Written by Rebecca M. Bell, Editor-in-Chief of The Literary Resistance 🛎️
Filed under: Resistance literature, apocrypha section
When the glass broke, the voices poured through.
They arrived at dawn,
not perched but nailed against the air, four blue shards flung across the village sky. No one should have heard them—their throats were too small, too fragile—but the sound came anyway, a shriek that rattled shutters and shook old prayers loose from the rafters.
The people shivered. For years their voices had rotted inside them, swallowed by decrees, pressed flat by fear. To speak was to be noticed, and to be noticed was to be disappeared. But the jays didn’t care. They screamed until the silence cracked.
Blue—unnatural, searing—flared in their feathers, as if some god had dipped a brush into fire and painted the sky wrong. Four directions, four elements, four nails pinning the world open. Their cries bent the air into a square, a cage, a foundation—depending on how you looked at it.
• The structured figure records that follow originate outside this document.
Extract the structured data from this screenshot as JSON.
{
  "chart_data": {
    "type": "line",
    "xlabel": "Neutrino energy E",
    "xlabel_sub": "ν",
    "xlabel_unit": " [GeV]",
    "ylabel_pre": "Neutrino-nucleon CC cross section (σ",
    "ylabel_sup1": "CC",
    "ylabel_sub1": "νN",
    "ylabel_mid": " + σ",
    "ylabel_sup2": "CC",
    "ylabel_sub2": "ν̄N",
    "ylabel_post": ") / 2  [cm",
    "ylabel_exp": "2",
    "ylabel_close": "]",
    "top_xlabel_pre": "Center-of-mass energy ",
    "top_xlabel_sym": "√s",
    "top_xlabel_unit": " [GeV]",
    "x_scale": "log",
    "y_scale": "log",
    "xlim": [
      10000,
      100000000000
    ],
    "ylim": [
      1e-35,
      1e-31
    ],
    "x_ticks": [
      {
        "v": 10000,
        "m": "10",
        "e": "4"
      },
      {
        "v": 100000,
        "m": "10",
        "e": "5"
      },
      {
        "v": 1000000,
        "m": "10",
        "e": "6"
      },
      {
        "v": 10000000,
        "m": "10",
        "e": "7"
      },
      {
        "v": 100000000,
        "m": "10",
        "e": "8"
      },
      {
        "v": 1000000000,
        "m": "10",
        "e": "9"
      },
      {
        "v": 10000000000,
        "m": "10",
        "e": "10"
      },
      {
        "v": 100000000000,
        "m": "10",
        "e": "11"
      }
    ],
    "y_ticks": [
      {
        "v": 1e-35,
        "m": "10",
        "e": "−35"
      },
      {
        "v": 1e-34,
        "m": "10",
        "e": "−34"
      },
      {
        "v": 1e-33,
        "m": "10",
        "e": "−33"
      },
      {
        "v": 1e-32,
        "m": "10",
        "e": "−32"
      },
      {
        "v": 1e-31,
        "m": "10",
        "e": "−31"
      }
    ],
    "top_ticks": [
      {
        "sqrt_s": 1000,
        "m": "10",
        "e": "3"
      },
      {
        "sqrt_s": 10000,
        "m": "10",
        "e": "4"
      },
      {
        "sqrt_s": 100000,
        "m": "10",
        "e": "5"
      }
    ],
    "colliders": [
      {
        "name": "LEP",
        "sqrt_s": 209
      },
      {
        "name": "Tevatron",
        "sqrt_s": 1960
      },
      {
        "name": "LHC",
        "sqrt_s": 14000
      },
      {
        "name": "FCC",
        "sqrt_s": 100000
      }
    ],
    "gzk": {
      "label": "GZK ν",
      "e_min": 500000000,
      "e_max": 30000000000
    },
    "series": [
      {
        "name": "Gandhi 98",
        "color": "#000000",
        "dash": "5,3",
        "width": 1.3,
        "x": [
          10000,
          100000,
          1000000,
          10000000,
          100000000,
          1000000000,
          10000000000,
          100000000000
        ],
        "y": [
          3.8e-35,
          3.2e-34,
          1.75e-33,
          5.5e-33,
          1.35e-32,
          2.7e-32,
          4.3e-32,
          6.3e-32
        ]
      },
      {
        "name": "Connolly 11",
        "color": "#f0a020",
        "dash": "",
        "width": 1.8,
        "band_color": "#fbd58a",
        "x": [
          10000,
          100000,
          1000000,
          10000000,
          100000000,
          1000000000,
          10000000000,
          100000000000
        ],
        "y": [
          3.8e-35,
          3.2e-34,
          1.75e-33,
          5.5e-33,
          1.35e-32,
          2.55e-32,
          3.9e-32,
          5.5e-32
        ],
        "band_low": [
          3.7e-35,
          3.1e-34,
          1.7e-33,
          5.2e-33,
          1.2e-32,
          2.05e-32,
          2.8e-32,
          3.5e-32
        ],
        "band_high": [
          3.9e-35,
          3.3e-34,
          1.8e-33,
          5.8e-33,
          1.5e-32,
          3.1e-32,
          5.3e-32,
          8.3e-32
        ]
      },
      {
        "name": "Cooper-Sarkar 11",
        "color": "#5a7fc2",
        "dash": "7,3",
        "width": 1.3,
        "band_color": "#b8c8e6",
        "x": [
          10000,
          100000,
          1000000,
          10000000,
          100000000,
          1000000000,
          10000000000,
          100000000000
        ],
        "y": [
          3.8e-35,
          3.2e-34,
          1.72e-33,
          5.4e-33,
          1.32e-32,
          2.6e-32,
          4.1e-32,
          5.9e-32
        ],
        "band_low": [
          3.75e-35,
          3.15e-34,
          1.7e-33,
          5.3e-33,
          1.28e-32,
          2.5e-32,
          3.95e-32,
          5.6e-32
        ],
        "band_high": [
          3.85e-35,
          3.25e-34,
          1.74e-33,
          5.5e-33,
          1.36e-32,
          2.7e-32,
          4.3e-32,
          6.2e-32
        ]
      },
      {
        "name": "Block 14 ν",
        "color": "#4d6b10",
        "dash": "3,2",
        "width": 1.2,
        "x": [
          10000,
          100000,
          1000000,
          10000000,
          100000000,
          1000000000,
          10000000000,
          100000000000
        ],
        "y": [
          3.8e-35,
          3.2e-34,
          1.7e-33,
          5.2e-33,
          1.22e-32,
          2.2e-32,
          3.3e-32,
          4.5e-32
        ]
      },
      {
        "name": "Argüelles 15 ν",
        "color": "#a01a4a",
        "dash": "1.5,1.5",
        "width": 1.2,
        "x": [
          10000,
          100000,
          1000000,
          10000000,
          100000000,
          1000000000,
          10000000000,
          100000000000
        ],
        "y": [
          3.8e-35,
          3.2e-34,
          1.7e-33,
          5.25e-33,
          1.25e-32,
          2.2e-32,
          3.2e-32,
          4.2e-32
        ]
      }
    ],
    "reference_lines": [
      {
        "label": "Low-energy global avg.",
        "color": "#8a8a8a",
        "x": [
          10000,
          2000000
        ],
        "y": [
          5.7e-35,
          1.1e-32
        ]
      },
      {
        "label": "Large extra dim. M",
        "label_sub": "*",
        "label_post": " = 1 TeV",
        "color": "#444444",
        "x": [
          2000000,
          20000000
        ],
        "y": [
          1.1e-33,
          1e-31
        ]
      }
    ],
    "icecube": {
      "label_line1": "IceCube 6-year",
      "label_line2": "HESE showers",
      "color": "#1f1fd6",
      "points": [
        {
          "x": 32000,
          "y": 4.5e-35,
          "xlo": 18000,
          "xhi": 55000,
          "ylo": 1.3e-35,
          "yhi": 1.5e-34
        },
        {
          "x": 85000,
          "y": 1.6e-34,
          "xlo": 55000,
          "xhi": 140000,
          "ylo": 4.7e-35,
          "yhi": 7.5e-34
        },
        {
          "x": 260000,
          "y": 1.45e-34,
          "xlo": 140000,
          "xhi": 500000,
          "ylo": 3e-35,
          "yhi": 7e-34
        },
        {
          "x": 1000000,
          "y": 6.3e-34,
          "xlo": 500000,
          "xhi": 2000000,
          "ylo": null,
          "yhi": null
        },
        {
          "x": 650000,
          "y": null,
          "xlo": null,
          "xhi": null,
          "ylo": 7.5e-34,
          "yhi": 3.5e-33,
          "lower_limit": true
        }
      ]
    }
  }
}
Mothers covered their children’s ears. The butcher swore his cleaver vibrated in his grip. In the chapel, the crucifix tilted forward, as though straining to listen.
And then something happened no one could explain: the villagers’ throats began to burn. Not from smoke, but from remembering. Rusty hinges of old words swung open. The stifled, the gagged, the muzzled—all of them coughed truth like blood.
By dusk, the jays were gone. The square was empty, but the air still hummed, as if the sound had etched itself into stone. And when the soldiers marched in with their polished boots and hollow commands, the villagers met them not with weapons, but with mouths wide open.
What poured out was not song, not speech, but something louder, older, impossible to silence.
Some called it an omen. Others said it was only four birds. But in the years that followed, when people whispered of the uprising, they said:
It began when the jays refused to shut their throats.